It’s important to remember that a partial postback is just that: A postback.

The UpdatePanel’s way of abstracting AJAX functionality behind standard WebForm methodology provides us with flexibility and familiarity. However, this also means that using an UpdatePanel requires careful attention to the ASP.NET Page Life Cycle.

In this post, I’d like to point out a few of the problems I’ve seen developers running into and what you can keep in mind to avoid them:

  • Page events still fire during partial postbacks.
  • UpdatePanel events fire, even when not updating.
  • Control event handlers fire after Load events.


Page events still fire during partial postbacks

One of the most common things that new ASP.NET AJAX developers overlook is that all of the Page’s life cycle events (Page_Load, Page_PreRender, etc) do execute during every partial postback. During a partial postback, the Page’s control tree is fully reinstantiated and every single control runs through its life cycle events. If that’s not taken into account, it’s very easy to run into mysterious difficulties.

Page.IsPostBack is true during partial postbacks, making it easy to avoid this pitfall. However, it’s a problem that surfaces at least daily on the ASP.NET forums, so it bears mentioning.

Additionally, ScriptManager.IsInAsyncPostBack is true during partial postbacks only. This property can be used to further distinguish what type of request is being processed.

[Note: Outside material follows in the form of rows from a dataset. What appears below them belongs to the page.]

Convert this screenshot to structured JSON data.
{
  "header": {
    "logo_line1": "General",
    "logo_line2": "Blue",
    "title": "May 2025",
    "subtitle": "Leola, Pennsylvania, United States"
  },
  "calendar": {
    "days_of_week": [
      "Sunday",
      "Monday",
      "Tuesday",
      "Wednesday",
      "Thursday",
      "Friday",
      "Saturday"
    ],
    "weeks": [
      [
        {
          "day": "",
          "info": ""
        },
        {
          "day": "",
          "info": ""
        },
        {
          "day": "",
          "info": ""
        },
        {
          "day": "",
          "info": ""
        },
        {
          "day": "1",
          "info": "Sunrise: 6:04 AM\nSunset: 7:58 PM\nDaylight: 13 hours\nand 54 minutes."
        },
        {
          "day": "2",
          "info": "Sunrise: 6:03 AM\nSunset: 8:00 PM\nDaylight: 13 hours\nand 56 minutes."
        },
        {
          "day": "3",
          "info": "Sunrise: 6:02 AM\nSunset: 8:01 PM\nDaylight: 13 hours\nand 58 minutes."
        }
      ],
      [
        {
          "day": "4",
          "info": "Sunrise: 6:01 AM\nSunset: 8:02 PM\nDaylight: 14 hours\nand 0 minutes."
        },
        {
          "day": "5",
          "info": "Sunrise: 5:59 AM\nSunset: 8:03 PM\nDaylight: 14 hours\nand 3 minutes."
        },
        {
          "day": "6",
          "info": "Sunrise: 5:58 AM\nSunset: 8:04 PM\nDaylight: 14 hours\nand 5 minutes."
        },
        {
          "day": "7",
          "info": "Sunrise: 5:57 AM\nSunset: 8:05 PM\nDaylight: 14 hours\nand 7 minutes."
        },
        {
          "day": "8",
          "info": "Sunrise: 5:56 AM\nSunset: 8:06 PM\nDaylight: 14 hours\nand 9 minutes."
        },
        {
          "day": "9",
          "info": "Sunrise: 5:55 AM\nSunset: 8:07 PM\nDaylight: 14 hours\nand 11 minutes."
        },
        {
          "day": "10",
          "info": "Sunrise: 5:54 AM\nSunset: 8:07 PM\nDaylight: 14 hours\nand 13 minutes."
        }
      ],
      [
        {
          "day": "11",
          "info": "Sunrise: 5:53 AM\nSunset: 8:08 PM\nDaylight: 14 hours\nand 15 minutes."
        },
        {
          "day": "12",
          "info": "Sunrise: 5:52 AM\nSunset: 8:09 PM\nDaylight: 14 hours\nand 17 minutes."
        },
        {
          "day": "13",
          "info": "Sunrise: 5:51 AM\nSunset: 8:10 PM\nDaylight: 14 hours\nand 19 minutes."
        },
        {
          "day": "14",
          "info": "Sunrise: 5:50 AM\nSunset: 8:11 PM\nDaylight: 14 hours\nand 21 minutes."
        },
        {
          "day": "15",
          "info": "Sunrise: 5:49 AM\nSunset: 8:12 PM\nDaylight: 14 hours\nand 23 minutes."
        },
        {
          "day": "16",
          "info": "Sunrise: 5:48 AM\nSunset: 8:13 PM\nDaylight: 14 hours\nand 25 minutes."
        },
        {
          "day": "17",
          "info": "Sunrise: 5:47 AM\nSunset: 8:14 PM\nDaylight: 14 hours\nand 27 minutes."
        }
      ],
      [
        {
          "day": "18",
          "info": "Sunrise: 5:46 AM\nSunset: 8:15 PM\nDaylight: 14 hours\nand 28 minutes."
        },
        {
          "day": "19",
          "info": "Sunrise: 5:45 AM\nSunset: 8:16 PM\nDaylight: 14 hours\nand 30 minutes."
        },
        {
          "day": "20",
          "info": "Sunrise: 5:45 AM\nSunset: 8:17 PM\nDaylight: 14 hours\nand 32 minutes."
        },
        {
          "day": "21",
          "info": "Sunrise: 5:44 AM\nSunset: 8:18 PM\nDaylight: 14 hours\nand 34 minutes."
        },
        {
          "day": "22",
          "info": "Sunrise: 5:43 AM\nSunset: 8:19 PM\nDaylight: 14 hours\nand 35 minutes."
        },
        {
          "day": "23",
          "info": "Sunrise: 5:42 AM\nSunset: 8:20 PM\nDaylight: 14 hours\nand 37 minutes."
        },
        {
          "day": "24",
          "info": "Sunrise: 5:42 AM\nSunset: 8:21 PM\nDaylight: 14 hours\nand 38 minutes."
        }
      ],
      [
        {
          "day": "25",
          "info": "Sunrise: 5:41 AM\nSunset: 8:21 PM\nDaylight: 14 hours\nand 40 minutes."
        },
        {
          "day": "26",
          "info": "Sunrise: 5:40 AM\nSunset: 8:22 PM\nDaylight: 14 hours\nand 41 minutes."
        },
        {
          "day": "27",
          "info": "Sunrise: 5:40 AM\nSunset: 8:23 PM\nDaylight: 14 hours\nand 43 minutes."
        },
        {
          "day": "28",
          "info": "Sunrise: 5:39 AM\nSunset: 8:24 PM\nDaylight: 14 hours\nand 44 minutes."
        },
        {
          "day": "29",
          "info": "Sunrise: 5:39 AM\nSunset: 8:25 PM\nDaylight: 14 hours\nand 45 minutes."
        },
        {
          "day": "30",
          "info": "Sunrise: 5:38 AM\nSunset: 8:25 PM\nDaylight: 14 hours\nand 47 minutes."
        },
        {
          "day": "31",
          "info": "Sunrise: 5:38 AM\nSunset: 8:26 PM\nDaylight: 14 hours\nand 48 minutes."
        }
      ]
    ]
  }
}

UpdatePanel events fire on each and every request

Using the UpdatePanel’s life cycle events (Init, Load, PreRender, and Unload) can be a great way to partition your code and enables you to use __doPostBack() to trigger the UpdatePanel from JavaScript. However, it is crucial to understand that these events will execute on every page load, postback, and partial postback.

Even if you’re using UpdatePanels with conditional UpdateModes and some of those UpdatePanels aren’t being visibly updated in a given partial postback, all of them will be recreated on the server and execute any life cycle event handlers you’ve wired up for them.

Typically, this means that should wrap your code in an !IsPostBack or !IsInAsyncPostBack conditional if you don’t want it to execute on every request. However, one slightly more tricky situation is when you want to execute code only if a particular UpdatePanel is targeted for a refresh. To accomplish that, you can check the __EVENTTARGET:

Control events are raised after Load events

One of my readers recently ran into what is probably the second most common page life cycle problem I’ve seen.

Basically, he had an UpdatePanel and Button interacting with each other to create a simple poll. The UpdatePanel’s Load event rendered poll results from a database table, while Button_Click let users submit their poll votes to the database.

Can you see the problem?

If you read the subheading above, it’s probably obvious. Button_Click was running after UpdatePanel_Load, giving his users the impression that their votes were not being counted since the display didn’t change when they voted.

The fix? Instead of rendering the poll in UpdatePanel_Load, he needed to render it in the PreRender event instead, because UpdatePanel_PreRender fires after Button_Click.

It sounds simple when spelled out, but it’s a mistake we’ve probably all made at one time or another. The extra layer of complexity that AJAX brings to the table only makes it easier to accidentally forget about subtle page life cycle issues.

Summary

  • Page_Load executes during every partial postback, same as regular postbacks.
  • Use IsPostBack and IsInAsyncPostBack to avoid accidental execution of Page_Load code during partial postbacks.
  • In conjunction with __doPostBack, __EVENTTARGET may be used to limit UpdatePanel life cycle event execution to only the targeted panel.
  • Control events, such as Click and SelectedIndexChanged, fire after Load events.
  • By using PreRender instead of Load, you can allow control events to be handled before your code executes.

In conclusion, it is not possible to overstate how important it is for you to understand the ASP.NET page life cycle if you intend to develop ASP.NET AJAX pages. I guarantee you that an hour spent deeply familiarizing yourself with it today will save you orders of magnitude more time in the future.